I tried to use these pointers with the following salad. This is a very simple but colorful salad, roasted beets and carrots with rosemary. I served it on a white plate over lettuce leaves and garnish it with almonds, queso fresco and rosemary. I am not very happy with the result and I’ll try again. Tell me what you think:

salad3 salad2 salad1

And now, if you are game, I want you to try something similar. For this Food Photographers Club Assignment I want you to style a salad for a shot. The salad doesn’t have to be complicated, but it should be presented in a beautiful and appetizing way. Please visit the forum and share your pictures, experiences and pointers with the community. We’d also love to hear your opinions about the other participants’ entries. You can enter as many salads as you want. In a couple of weeks I will post here all the entries for this assignment. I hope to see you all over there!

Happy shooting!


  • Ben, even your “non-sense” talk is inspirational. 🙂 I’ve been paying attention to the pointers you’ve given, such as the closeups. It really does make a difference in the photo. Peter and Helen’s photographs are exceptional, quite professional looking. Kudos to them…and you. I’m still trying to figure out the white balance stuff. I’ve gone over my manual 50 times and have ended up rather confused. Will keep trying though, just for you! :p

    ps: Happy almost birthday.

  • Hey Ben! Thanks for the shout out! Also, thanks for the great tips regarding styling. It’s an area that still drives me insane! But my prop collection hasn’t stopped growing either. It’s funny because I’m writing a blog post soon about my inspiration and what triggered it. Cheers!

  • So your photography prowess has been validated. Congrats on taking the best photography in the Royal Foodie Joust. This was an interesting post. To my eye photos #2 and #3 are better than #1 and #2 is more artistic. I’m going to give this challenge a try. Thanks for continuing with the club.

  • Thanks for the post. Love when you talk about photography. Thanks!

  • Thanks for the post. Love when you talk about photography. Thanks!
    P.S. – Sorry, forgot to tell you great post!
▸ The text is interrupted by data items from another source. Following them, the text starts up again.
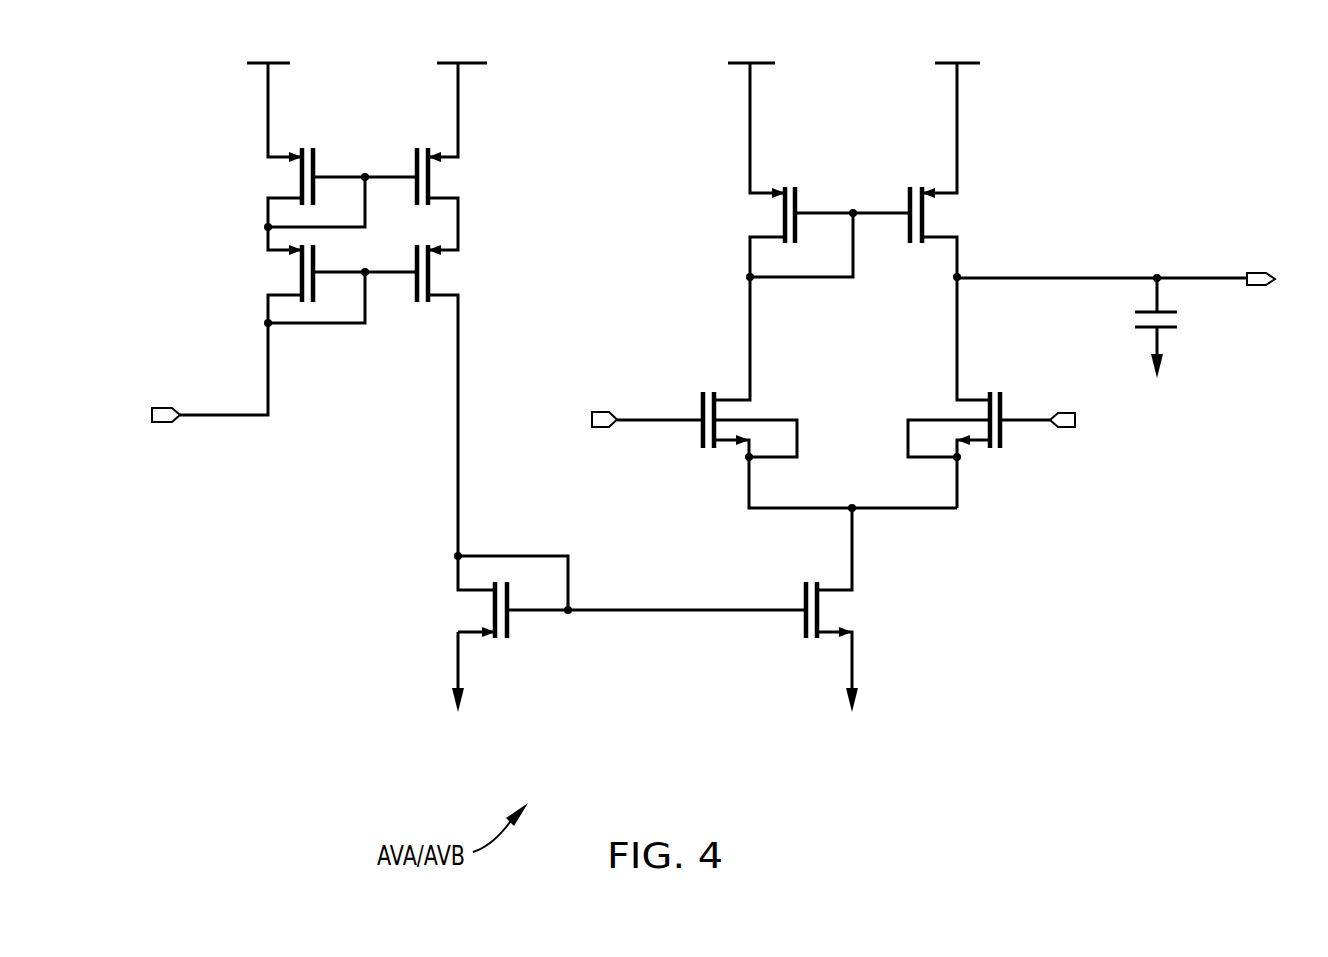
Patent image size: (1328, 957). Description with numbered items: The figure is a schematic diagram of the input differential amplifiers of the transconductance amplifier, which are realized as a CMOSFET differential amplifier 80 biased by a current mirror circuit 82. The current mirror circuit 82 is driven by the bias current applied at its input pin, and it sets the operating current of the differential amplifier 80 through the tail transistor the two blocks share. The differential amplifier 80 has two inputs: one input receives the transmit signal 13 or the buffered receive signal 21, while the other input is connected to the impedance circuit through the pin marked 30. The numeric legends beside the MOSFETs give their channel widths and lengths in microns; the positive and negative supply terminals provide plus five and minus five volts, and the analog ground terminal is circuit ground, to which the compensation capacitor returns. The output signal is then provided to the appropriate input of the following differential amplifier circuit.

The current mirror circuit 82 is at (378, 370).
The CMOSFET differential amplifier 80 is at (863, 327).
The transmit signal 13 is at (635, 414).
The buffered receive signal 21 is at (675, 418).
The compensation node terminal (to/from Zc) 30 is at (1061, 413).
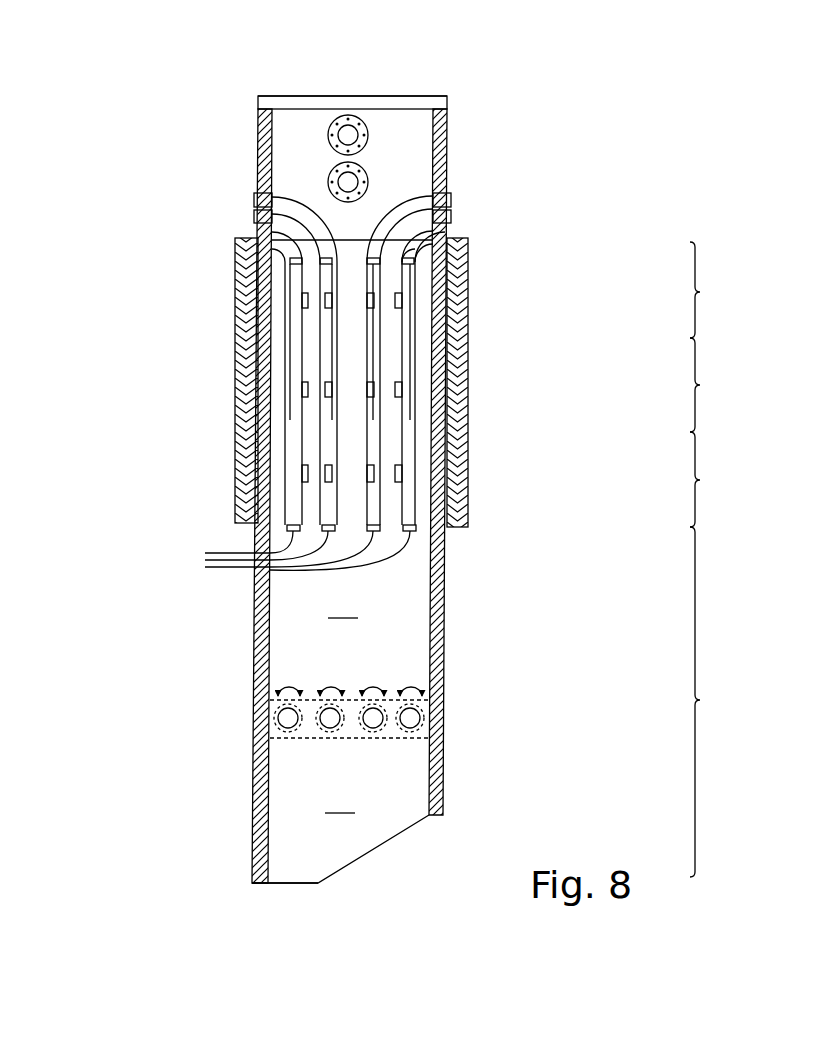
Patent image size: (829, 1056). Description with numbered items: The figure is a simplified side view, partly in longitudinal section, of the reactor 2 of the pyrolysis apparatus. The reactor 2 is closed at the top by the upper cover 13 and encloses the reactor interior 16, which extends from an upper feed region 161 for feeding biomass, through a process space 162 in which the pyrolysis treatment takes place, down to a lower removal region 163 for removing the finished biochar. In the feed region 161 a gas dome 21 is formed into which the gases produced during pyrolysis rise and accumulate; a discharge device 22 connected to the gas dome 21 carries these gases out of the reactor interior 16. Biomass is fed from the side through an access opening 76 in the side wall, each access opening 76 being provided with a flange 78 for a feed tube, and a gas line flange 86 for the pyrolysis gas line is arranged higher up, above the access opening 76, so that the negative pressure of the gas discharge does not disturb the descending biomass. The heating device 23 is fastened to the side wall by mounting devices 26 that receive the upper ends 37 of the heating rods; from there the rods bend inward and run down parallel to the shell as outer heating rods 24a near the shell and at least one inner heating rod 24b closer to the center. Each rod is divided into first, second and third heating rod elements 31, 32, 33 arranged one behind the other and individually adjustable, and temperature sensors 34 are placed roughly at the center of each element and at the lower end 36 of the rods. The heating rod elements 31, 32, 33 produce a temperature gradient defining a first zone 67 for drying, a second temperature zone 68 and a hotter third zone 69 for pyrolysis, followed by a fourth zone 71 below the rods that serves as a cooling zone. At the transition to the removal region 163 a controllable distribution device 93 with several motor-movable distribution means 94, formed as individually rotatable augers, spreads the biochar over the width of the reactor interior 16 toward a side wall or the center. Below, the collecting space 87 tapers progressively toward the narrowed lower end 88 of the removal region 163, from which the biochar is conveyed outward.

The reactor 2 is at (150, 157).
The upper cover 13 is at (425, 85).
The reactor interior 16 is at (350, 590).
The gas dome 21 is at (288, 122).
The discharge device 22 is at (366, 112).
The heating device 23 is at (272, 190).
The outer heating rods 24a is at (293, 357).
The inner heating rod 24b is at (330, 360).
The mounting devices 26 is at (254, 213).
The first heating rod elements 31 is at (290, 276).
The second heating rod elements 32 is at (293, 416).
The third heating rod elements 33 is at (293, 498).
The temperature sensors 34 is at (325, 300).
The lower end of the heating rods 36 is at (418, 530).
The upper ends of the heating rods 37 is at (256, 221).
The first zone 67 is at (713, 290).
The second temperature zone 68 is at (713, 385).
The third zone 69 is at (713, 479).
The fourth zone 71 is at (713, 702).
The access opening 76 is at (352, 182).
The flange 78 is at (365, 165).
The gas line flange 86 is at (365, 128).
The collecting space 87 is at (340, 802).
The lower end 88 is at (290, 883).
The distribution device 93 is at (305, 693).
The distribution means 94 is at (410, 736).
The upper feed region 161 is at (310, 118).
The process space 162 is at (422, 548).
The lower removal region 163 is at (413, 763).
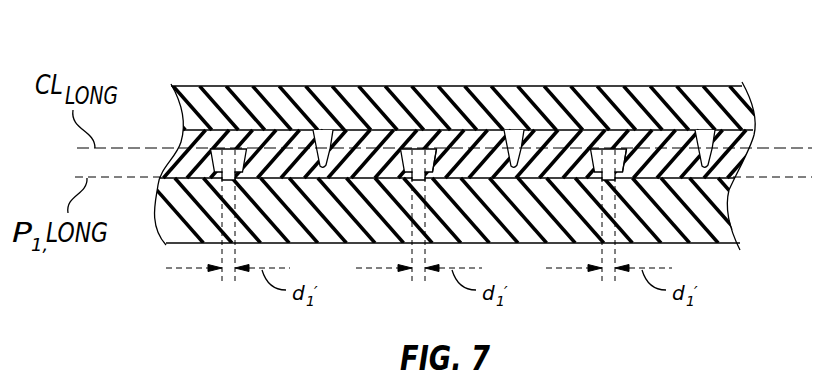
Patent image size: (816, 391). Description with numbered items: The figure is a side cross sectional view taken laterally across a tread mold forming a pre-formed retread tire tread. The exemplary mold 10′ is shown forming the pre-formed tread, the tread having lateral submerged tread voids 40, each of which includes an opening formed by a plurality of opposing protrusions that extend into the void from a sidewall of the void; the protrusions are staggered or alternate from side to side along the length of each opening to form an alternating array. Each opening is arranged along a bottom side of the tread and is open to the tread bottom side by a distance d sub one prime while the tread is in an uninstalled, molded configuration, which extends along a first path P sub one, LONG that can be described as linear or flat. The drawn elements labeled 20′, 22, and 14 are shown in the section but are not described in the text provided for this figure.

The mold 10′ is at (718, 86).
The second substrate 20′ is at (735, 162).
The bonding layer 22 is at (273, 130).
The anchoring element 14 is at (402, 147).
The lateral submerged tread void 40 is at (437, 158).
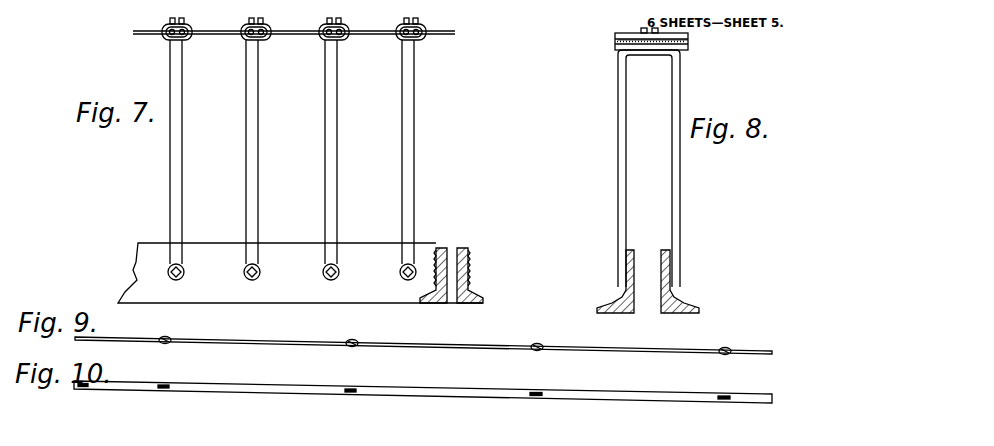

  • Hi Ben, great post, you are so kind and generous sharing your experience and tips with us. I have enjoyed very much reading it. I never learnt or really like photography until I bought this Canon G9 that I found out the lens of a camera is so important and can make a difference. Now I am addicted to taking food photos. No one can start eating until I have finished my food porn : )

  • This is fabulous advice. I’m a HORRIBLE food photographer and reallyyy want to learn. But I don’t have the time patience to learn all the skill, so this simple advice helps!

  • This is no nonsense.. the best part of your pictures are the colors you use.. very attractive & appetizing..

    BTW.. Wish you a Very Very Happy Birthday!! i know it’s tomorrow but not sure i will get time to log on ..Enjoy in style:-D

  • I’m hopeless with anything artistic. I’m seriously un-gifted! My only creativity comes in the kitchen, but don’t ask me to plate anything, I have no fine motor skills or sensibility. My frind takes all my photos, so I’ll be sure to forward this post to her.
    Thanks for the wonderful tips, you clearly don’t lack any talent and I’m so glad you share your knowledge 🙂

  • Thanks for the very interesting post Ben but I hardly find any time lately with guests. I hope to have time soon and come and read your post again and see if I can participate. I have, however, made my ice cream and hope to post it soon. Happy Birthday again my friend.